5 Essential Tips for a Successful Capital Campaign
As the Executive Director, I am responsible for overseeing a multi-million dollar capital campaign at our church. We are building an education wing at our Crossfire Contemporary Worship site and adding an elevator to our Downtown Traditional Worship site. Throughout this process, I have learned five key lessons about capital campaigns that I want to share with you today.
1. From day one, prayer teams are essential.
God’s guiding hand showed up in many places through our discernment process, and I believe that this was a result of the faithful prayers of so many in our congregation. I truly feel that God has lead us thus far. When we intentionally seek God’s guidance, we can’t argue the results. Prayer helped us understand we didn’t have to accomplish this project ourselves. Instead, we needed to rely on God as we took each step. If we hadn’t stepped out in faith we would still be sitting around the tables talking about a good time to launch. Seeking God allowed us to know when and how to move forward. As Mark 19:26 says, “With man this is impossible, with God all things are possible.” We prayed, talked, strategized, and prayed some more. We were listening for God’s voice.
2. Make sure you have a genuine need for your project, a true vision, and congregational buy-in.

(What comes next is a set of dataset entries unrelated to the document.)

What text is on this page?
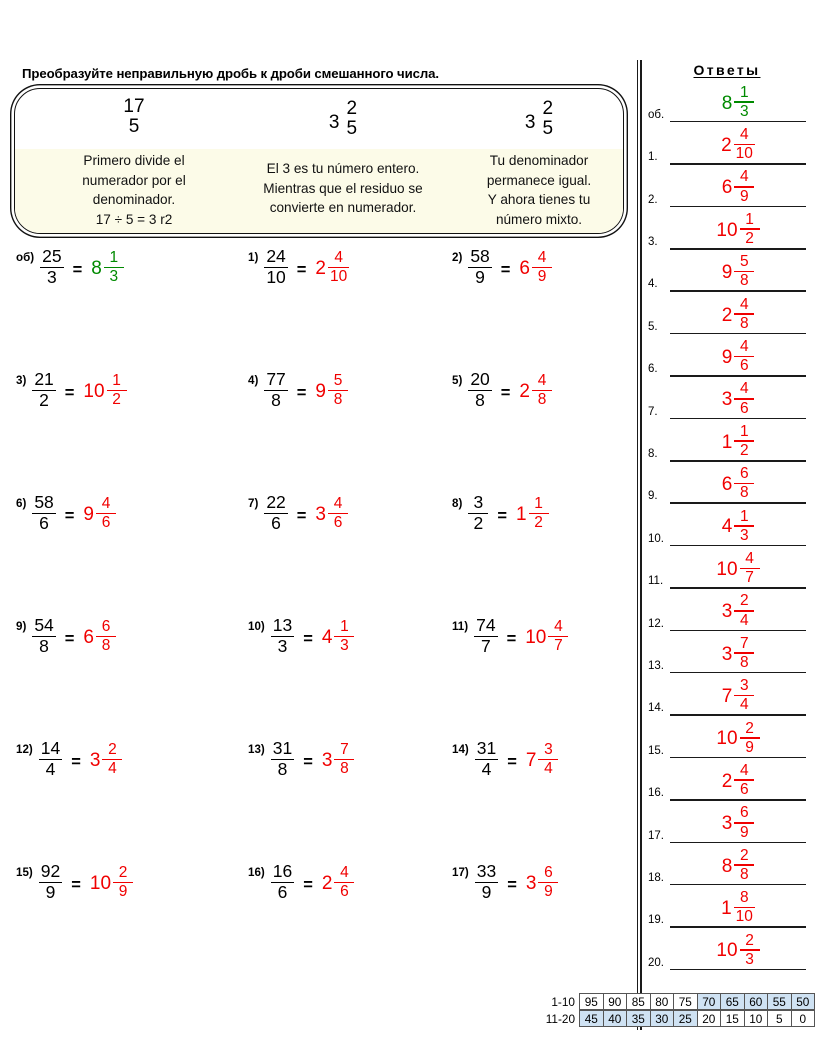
Преобразуйте неправильную дробь к дроби смешанного числа.
17
5
Primero divide el
numerador por el
denominador.
17 ÷ 5 = 3 r2
3
2
5
El 3 es tu número entero.
Mientras que el residuo se
convierte en numerador.
3
2
5
Tu denominador
permanece igual.
Y ahora tienes tu
número mixto.
$об) \frac{25}{3} = 8 \frac{1}{3}$	$1) \frac{24}{10} = 2 \frac{4}{10}$	$2) \frac{58}{9} = 6 \frac{4}{9}$
$3) \frac{21}{2} = 10 \frac{1}{2}$	$4) \frac{77}{8} = 9 \frac{5}{8}$	$5) \frac{20}{8} = 2 \frac{4}{8}$
$6) \frac{58}{6} = 9 \frac{4}{6}$	$7) \frac{22}{6} = 3 \frac{4}{6}$	$8) \frac{3}{2} = 1 \frac{1}{2}$
$9) \frac{54}{8} = 6 \frac{6}{8}$	$10) \frac{13}{3} = 4 \frac{1}{3}$	$11) \frac{74}{7} = 10 \frac{4}{7}$
$12) \frac{14}{4} = 3 \frac{2}{4}$	$13) \frac{31}{8} = 3 \frac{7}{8}$	$14) \frac{31}{4} = 7 \frac{3}{4}$
$15) \frac{92}{9} = 10 \frac{2}{9}$	$16) \frac{16}{6} = 2 \frac{4}{6}$	$17) \frac{33}{9} = 3 \frac{6}{9}$
Ответы
об.
$8 \frac{1}{3}$
1.
$2 \frac{4}{10}$
2.
$6 \frac{4}{9}$
3.
$10 \frac{1}{2}$
4.
$9 \frac{5}{8}$
5.
$2 \frac{4}{8}$
6.
$9 \frac{4}{6}$
7.
$3 \frac{4}{6}$
8.
$1 \frac{1}{2}$
9.
$6 \frac{6}{8}$
10.
$4 \frac{1}{3}$
11.
$10 \frac{4}{7}$
12.
$3 \frac{2}{4}$
13.
$3 \frac{7}{8}$
14.
$7 \frac{3}{4}$
15.
$10 \frac{2}{9}$
16.
$2 \frac{4}{6}$
17.
$3 \frac{6}{9}$
18.
$8 \frac{2}{8}$
19.
$1 \frac{8}{10}$
20.
$10 \frac{2}{3}$
1-10 95 90 85 80 75 70 65 60 55 50
11-20 45 40 35 30 25 20 15 10	5	0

Trust is an essential component of the process. Church leadership must steward funds from the congregation with great care, give regular reports, and maintain momentum. The Senior Pastor of your congregation has to be able to communicate the need of the project to the congregation effectively. Have you considered other options? Why is this the best path forward? How do you see this project theologically? The vision must be bigger than a building. The building is just a tool to accomplish something else. What is that and why do you need to do it now? If the project is a want (not a need) God may not bless the desire. We examined and re-examined our project, narrowing it down from what we WANTED to what we NEEDED. We WANTED a new worship facility for our contemporary service. We NEEDED classroom space for our contemporary service site. We NEEDED an elevator at our downtown location for accessibility.
3. Find the right people.
Surround yourself with experienced and knowledgeable people. I intentionally seek out individuals who can complement my gifts and weaknesses. Who in your congregation has experience with finances, architecture, and construction? A capital campaign requires experts in the field. I was thankful to have people to call on! Outside of our leadership team, we employed more than 200 volunteers in the project. This group fostered buy-in from our congregation and led us towards success.
4. Hire the right companies.
The right consulting group, architectural firm, and general contractor is essential. Take the time to find the team that understands “church work” and will walk through each step with patience. Interview numerous firms. Find someone you can trust to complete the task from start to finish. Choose these companies not only for their individual excellence but also find organizations that will work well together. When teams collaborate, synergy results.
Although one consulting company stood beside us for a long period of discernment, our leadership felt it important to interview multiple firms. We interviewed these firms just as we would hire a new employee. We found three companies that might be a good match, brought together a team of laity, and interviewed each company to determine the best fit for our organization. This process took longer, but it paid off. Each company had its own strengths, but we were clear about what we wanted in a company– a Christ centered organization and a Christ centered program.
5. Focus on the details.
Strategically plan each step of the project from A – Z. There is no substitute for careful planning. What are the steps we will follow? Evaluate each step along the way. What is coming next? How could we have done that better? Do we need to make adjustments going forward?